III. Remaining Motions
Maritime seeks to consolidate this case with In re Gore, Case No.: 3:04-cv-977-HLA-TEM. Because In re Gore has been dismissed, Maritime's motion is denied as moot.
Maritime also seeks to amend its complaint in order to assert claims for declaratory relief and for exoneration from or limitation of liability as provided by Rule 15(a) of the Federal Rules of Civil Procedure. Because the petition is untimely, as previously stated, Maritime's motion is futile and thus is denied.
Accordingly, it is ORDERED:
1. Claimant Royal Indemnity Co.'s Motion to Dismiss (Dkt. 13) is GRANTED.
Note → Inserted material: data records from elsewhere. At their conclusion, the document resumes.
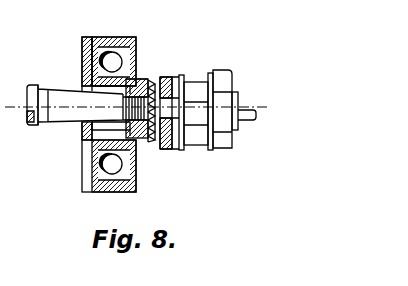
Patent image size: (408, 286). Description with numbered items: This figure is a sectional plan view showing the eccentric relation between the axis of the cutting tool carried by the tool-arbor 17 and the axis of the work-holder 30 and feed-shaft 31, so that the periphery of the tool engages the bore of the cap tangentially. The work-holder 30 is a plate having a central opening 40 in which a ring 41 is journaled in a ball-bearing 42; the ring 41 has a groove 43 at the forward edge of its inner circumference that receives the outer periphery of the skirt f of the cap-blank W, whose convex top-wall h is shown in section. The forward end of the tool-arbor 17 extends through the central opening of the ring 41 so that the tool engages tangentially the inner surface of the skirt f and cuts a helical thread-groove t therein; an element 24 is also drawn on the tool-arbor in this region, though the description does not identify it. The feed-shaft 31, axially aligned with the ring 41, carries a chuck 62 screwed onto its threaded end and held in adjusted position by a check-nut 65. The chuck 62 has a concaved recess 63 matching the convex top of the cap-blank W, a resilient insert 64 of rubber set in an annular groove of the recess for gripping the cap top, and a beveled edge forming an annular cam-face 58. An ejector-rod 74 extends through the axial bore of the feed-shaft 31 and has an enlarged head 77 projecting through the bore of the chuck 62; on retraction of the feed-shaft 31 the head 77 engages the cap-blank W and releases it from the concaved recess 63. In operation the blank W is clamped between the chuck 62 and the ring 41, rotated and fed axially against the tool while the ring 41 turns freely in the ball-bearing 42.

The tool-arbor 17 is at (43, 96).
The central opening 40 is at (112, 57).
The ball-bearing 42 is at (86, 58).
The groove 43 is at (92, 88).
The work-holder 30 is at (108, 192).
The ring 41 is at (82, 147).
The sleeve 24 is at (130, 125).
The helical thread-groove t is at (130, 136).
The head 77 is at (180, 143).
The annular cam-face 58 is at (149, 78).
The skirt f is at (146, 79).
The insert 64 is at (147, 145).
The cap-blank W is at (146, 150).
The concaved recess 63 is at (191, 147).
The chuck 62 is at (180, 77).
The top-wall h is at (156, 119).
The check-nut 65 is at (228, 78).
The feed-shaft 31 is at (234, 101).
The ejector-rod 74 is at (243, 121).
2. Claimant Martin K. Eby Construction Co.'s Motion to Dismiss (Dkt. 16) is GRANTED.
3. Petitioner Maritime's Motion to Consolidate Cases (Dkt. 20) is DENIED as moot.
4. Petitioner Maritime's Motion to Amend its Complaint (Dkt. 25) is DENIED.
5. This case is hereby DISMISSED with prejudice as to Eby and Royal. All remaining motions are denied as moot.
6. The Clerk is directed to terminate all pending motions as moot and to close this case.
DONE AND ORDERED in Chambers this 28 day of October, 2005.